El mapa político argentino está viviendo una mutación acelerada. El PRO, nacido como un partido innovador de centroderecha que conquistó la Ciudad de Buenos Aires y luego la Casa Rosada, atraviesa su momento más delicado. Aquel amarillo que durante años simbolizó modernidad, gestión y marca electoral, hoy está cubierto por el violeta libertario, reflejo de un corrimiento ideológico y de poder que ha dejado a Mauricio Macri en un segundo plano.
La alianza, tácita en algunos casos y explícita en otros, con el oficialismo encabezado por Javier Milei ha modificado el ADN del PRO. El macrismo, que alguna vez lideró el espacio opositor con un discurso de orden institucional, inserción internacional y reformas graduales, hoy se debate entre sostener su identidad o diluirla en un proyecto ajeno pero en ascenso. La figura de Macri, que fue el vértice incuestionable de la toma de decisiones, ha perdido el monopolio de la conducción, en parte por estrategia y en parte por el avance de figuras que entienden que el futuro pasa por otro lado.
El antecedente Duhalde: del poder absoluto al retiro forzado
El paralelismo con Eduardo Duhalde surge inevitablemente. El expresidente supo ser el gran ordenador del peronismo durante la transición de principios de siglo, pero el tiempo, las circunstancias y nuevos liderazgos lo empujaron hacia un rol testimonial. En el PRO, la posibilidad de un “duhaldismo amarillo” se comenta en voz baja: un Macri influyente en las sombras pero sin la centralidad ni la capacidad de definir candidaturas como antes.

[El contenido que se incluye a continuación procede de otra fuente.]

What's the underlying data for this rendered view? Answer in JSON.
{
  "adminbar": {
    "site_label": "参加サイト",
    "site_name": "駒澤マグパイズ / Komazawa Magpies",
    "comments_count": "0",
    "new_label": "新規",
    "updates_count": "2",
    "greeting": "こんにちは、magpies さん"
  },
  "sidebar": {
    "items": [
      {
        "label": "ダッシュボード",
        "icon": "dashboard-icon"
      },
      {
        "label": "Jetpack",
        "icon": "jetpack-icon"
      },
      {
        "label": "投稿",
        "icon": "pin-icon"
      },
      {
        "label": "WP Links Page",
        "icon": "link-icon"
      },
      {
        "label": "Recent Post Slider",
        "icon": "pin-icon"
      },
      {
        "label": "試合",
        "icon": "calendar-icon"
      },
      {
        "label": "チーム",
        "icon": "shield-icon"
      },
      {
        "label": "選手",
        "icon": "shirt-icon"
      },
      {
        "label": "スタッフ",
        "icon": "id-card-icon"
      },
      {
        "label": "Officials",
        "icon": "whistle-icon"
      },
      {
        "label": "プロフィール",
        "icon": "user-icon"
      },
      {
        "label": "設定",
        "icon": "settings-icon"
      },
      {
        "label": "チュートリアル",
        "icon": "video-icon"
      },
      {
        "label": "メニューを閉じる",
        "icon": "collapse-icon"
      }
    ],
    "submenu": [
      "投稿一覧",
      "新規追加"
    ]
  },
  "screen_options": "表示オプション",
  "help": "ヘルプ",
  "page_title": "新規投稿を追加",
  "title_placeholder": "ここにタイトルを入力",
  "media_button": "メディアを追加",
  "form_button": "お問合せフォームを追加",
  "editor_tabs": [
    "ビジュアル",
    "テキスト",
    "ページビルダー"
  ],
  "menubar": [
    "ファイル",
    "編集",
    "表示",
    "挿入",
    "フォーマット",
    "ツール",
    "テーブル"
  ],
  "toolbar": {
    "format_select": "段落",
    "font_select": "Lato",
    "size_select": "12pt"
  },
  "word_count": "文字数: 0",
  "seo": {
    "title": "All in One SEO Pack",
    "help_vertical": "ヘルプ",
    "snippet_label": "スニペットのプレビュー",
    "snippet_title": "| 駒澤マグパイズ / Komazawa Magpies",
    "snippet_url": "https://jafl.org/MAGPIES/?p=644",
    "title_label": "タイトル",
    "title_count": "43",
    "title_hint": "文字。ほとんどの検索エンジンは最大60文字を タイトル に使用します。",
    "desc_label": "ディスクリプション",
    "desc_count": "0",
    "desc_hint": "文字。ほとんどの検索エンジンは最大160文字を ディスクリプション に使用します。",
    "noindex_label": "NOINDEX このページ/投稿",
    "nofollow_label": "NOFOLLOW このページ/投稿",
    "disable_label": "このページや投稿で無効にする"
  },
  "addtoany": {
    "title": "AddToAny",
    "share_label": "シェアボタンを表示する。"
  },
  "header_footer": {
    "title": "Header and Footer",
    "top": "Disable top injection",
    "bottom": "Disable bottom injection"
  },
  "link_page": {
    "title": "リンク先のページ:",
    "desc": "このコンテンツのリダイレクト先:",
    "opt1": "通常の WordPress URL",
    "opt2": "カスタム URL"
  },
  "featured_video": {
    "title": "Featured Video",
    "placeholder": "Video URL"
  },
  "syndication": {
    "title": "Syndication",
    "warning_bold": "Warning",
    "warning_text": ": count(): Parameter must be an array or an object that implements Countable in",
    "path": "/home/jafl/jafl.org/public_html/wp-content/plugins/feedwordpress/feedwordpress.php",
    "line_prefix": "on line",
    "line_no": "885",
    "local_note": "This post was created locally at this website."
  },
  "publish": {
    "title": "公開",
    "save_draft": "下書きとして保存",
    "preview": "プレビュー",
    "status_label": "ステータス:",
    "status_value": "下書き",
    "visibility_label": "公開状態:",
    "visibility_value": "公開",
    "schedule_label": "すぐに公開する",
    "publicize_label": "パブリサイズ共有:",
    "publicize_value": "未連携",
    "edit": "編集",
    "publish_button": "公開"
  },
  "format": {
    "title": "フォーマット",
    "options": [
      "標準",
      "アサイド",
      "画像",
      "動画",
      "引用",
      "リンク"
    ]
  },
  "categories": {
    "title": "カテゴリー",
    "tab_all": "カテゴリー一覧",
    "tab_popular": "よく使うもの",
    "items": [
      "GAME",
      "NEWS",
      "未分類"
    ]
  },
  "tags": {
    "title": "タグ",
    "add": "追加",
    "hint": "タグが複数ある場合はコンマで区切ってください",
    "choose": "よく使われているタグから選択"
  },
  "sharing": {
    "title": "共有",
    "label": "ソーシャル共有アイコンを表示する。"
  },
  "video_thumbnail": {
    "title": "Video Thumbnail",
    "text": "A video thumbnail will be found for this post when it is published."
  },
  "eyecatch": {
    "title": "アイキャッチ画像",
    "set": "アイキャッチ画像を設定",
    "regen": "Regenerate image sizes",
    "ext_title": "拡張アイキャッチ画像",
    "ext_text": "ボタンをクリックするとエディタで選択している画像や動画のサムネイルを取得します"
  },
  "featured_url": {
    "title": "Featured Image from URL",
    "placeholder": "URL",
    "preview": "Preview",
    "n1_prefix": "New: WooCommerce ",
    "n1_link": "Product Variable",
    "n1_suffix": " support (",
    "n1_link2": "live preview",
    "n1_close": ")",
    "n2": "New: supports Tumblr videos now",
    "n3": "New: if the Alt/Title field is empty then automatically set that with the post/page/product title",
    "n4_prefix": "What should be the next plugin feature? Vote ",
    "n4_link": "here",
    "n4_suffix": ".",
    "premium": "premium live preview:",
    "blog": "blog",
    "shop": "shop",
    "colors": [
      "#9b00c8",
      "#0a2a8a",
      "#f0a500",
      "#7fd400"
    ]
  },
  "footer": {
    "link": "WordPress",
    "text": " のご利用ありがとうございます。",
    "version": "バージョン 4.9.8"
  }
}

La historia política argentina es fértil en casos de líderes que no supieron o no pudieron reinventarse ante los cambios de contexto. Y en ese espejo, el macrismo observa con preocupación que el desgaste no se limita a las figuras, sino que alcanza a la estructura y la mística del partido.
La crisis de la casa matriz y el eterno debate por el desdoblamiento
En el plano operativo, el PRO enfrenta la fragilidad de su “casa matriz”. Gobernadores y jefes comunales que llegaron al poder bajo su sello ahora administran en clave local, priorizando acuerdos pragmáticos por sobre la coherencia partidaria. El viejo debate por el desdoblamiento de elecciones —siempre visto como un arma de supervivencia provincial— se mantiene vigente y es fuente de fricciones internas.
Esta falta de cohesión repercute en la estrategia nacional: sin un calendario unificado ni un liderazgo claro, el partido se expone a la dispersión de su capital político.
El centro político: fragmentado y sin liderazgo
Mientras tanto, la llamada “tercera vía” o “espacio moderado” atraviesa una dispersión que erosiona cualquier intento de consolidarse. En el plano internacional, experiencias como la de Ciudadanos en España o el Partido Liberal en Canadá muestran que las fuerzas de centro suelen enfrentar el dilema de perder identidad al pactar con polos ideológicos fuertes. En la Argentina, esa lección se repite: el PRO, al alinearse con el libertarismo, arriesga su diferencial y se vuelve una pieza más de un engranaje ajeno.
La falta de un liderazgo unificado, sumada a las tensiones con los aliados de la Unión Cívica Radical y las fuerzas provinciales, impide que el centro se convierta en un bloque competitivo.
Luces de alarma en la gestión y presión por un relanzamiento
En la Casa Rosada, el clima es de expectativa y cautela. Los indicadores económicos —inflación persistente, caída del consumo, tensiones sociales— ponen a prueba la capacidad del gobierno libertario para sostener su capital político. Esta situación impacta indirectamente en el PRO: su suerte electoral está atada, en buena medida, a la performance del oficialismo con el que se ha mimetizado.
Los estrategas del partido coinciden en que, tras las elecciones, será indispensable un relanzamiento que recupere iniciativa, reposicione liderazgos y redefina el mensaje. Sin embargo, el tiempo apremia: en política, los espacios vacíos rara vez permanecen vacíos por mucho tiempo.